Content: 455 pages, two maps, 50 black and white photos

Born in the United Kingdom in 1948, Robert Ferguson immigrated to Norway in 1983 and has lived there since. He is an award-winning writer, translator and radio dramatist. He has authored many books, including "The Vikings: A History."

To grasp the full essence of the countries of Scandinavia, which include Norway, Sweden and Denmark, the author takes us through 2,000 years of historical events related to the area. From the Viking era to last year’s statistical economic status of Scandinavia, he relates the literature, culture, social climate, politics and temperament. He uses translations of historical literature in an attempt to understand the soul of these three interconnected countries.

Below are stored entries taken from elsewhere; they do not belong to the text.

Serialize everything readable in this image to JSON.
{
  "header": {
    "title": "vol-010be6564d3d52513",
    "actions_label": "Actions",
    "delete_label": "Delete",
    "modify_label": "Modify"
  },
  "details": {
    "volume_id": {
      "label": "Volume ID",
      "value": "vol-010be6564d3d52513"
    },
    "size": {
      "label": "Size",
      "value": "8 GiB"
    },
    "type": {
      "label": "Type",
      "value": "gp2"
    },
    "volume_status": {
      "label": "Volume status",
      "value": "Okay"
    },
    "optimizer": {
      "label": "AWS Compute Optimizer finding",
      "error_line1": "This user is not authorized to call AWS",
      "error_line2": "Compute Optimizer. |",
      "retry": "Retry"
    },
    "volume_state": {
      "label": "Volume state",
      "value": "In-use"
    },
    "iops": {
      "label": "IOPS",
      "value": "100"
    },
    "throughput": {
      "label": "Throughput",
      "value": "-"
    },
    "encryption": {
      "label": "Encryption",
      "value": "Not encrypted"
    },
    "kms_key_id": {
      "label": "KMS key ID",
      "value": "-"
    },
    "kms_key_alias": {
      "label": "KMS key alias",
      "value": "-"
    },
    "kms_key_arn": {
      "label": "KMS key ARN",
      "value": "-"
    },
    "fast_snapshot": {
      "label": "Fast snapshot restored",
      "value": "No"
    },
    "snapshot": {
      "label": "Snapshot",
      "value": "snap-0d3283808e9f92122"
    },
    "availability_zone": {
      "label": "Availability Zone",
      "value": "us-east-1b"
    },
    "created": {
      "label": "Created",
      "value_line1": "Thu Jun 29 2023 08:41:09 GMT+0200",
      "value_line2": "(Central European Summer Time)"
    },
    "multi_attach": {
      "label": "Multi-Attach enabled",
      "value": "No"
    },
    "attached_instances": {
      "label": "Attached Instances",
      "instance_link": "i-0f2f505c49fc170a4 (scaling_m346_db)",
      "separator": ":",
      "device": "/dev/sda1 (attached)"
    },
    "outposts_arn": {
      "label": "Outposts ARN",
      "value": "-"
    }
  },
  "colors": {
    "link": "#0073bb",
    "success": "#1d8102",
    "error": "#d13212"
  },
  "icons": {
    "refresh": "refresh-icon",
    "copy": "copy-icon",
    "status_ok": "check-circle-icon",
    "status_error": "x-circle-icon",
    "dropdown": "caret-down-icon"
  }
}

My particular interest was his writing about the emigrants from Scandinavia and the reasons so many came to the United States and the Midwest. Between 1836 and 1915, 800,000 Norwegians had emigrated to the United States. The corresponding figure for Sweden over the same period is 1.25 million. By 1870, the number of Scandinavians in the American population had risen to 241,669 with Norwegian born numbering 114,243, Swedes 97,328 and Danes 30,098.

From the end of the Civil War to the 1920s, emigration showed peaks that corresponded to crop failures in Norway and Sweden. Other factors were what are called chain emigration, in which entire communities dissolved, emigrated and reformed in a new country. Other contributing factors included a near doubling of the Scandinavian population in the 19th century as a result of peace, better nutrition and better health care.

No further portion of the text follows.